D) Konuya ilişkin yasal düzenlemeler:
Tekerrürün koşulları, sonuçları ve uygulanmasına ilişkin sorunların çözümlenmesi için, 5237 sayılı Türk Ceza Kanunu ile 5275 sayılı Ceza ve Güvenlik Tedbirlerinin İnfazı Hakkında Kanun hükümlerinin birlikte incelenip değerlendirilmesi gerekmektedir. Tekerrür oluşturan mahkûmiyet, 5237 sayılı TCK dışında bir kanun gereğince verilmiş ise, 5252 sayılı Türk Ceza Kanun'unun Yürürlük ve Uygulama Şekli Hakkında Kanun ile yürürlükten kalkmış olan 765 sayılı TCK ve 647 sayılı Kanun hükümlerinin de dikkate alınması zorunludur.
Bu hükümleri aşağıdaki gibi sıralamak mümkündür:
1- 5237 sayılı Türk Ceza Kanunu’nun 58. maddesi:
Suçta tekerrürü düzenleyen bu maddeye göre;
a) Önceden işlenen suçtan dolayı gerek hapis gerekse para cezasına mahkûmiyet halinde, diğer koşullar da varsa, tekerrür hükümleri uygulanır. (m. 58/1-2).
b) Tekerrüre iki sonuç bağlanmıştır:
aa- Sonraki suça ilişkin kanun maddesinde seçimlik olarak hapis cezası ile adli para cezası öngörülmüş ise, adli para cezasına değil hapis cezasına hükmolunur (m. 58/3).
bb- Hükmolunan ceza, mükerrirlere özgü infaz rejimine göre çektirilir, Ayrıca, mükerrir hakkında cezanın infazından sonra denetimli serbestlik tedbiri uygulanır (m. 58/6). Mahkûmiyet kararında, hükümlü hakkında mükerrirlere özgü infaz rejiminin ve cezanın infazından sonra denetimli serbestlik tedbirinin uygulanacağı belirtilir (m. 58/7).
2- 5237 sayılı Türk Ceza Kanunu’nun 50. maddesi:
Uygulamada asıl mahkûmiyet, bu madde hükümlerine göre çevrilen adli para cezası veya tedbirdir (m. 50/5; Yürürlükten kalkan 647 sayılı Kanun m. 4/4).
Hüküm kesinleştikten sonra Cumhuriyet savcılığınca yapılan tebligata rağmen otuz gün içinde seçenek tedbirin gereklerinin yerine getirilmesine başlanmaması veya başlanıp da devam edilmemesi halinde, hükmü veren mahkeme kısa süreli hapis cezasının tamamen veya kısmen infazına karar verir ve bu karar derhal infaz edilir. Bu durumda, beşinci fıkra hükmü uygulanmaz (m. 50/6).

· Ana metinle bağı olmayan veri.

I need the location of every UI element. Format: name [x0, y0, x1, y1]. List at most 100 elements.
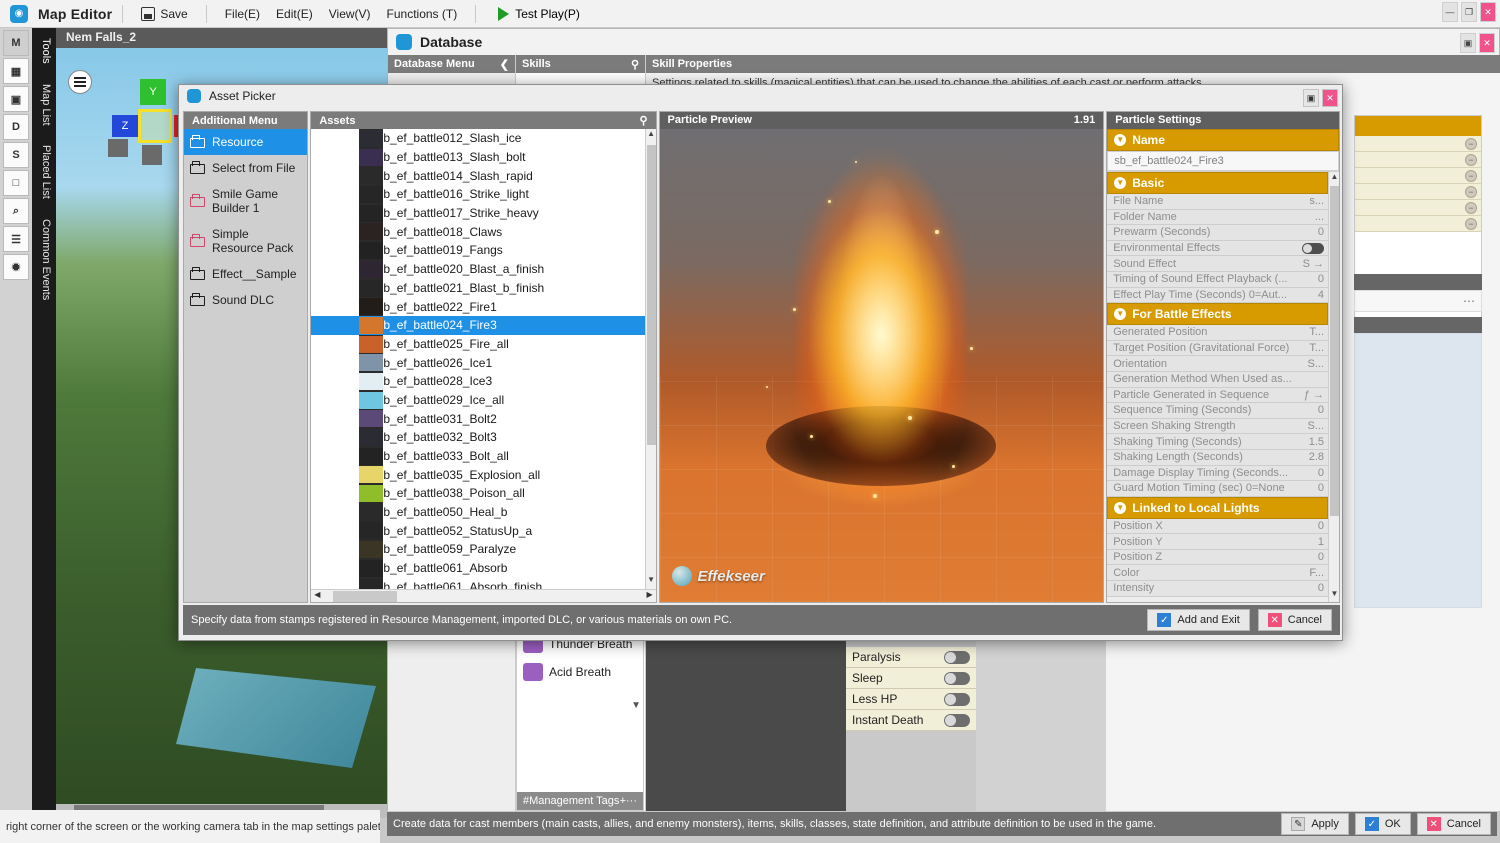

3- 5275 sayılı Ceza ve Güvenlik Tedbirlerinin İnfazı Hakkında Kanun’un 106, 107 ve 108. maddeleri:
Gerek adli para cezasının gerekse hapis cezasının infazının düzenlendiği bu maddelere göre;
a) Hükümlü adli para cezasını ödemediği takdirde, ödenmeyen kısma karşılık gelen gün miktarınca hapsedilir (m. 106/3). Adli para cezasından çevrilen hapsin infazında koşullu salıverme hükümleri uygulanmaz (m. 106/9).
b) Hapis cezası nedeniyle, kanunda öngörülen infaz süresini iyi halli olarak geçiren hükümlü koşullu salıvermeden yararlanır (m. 107).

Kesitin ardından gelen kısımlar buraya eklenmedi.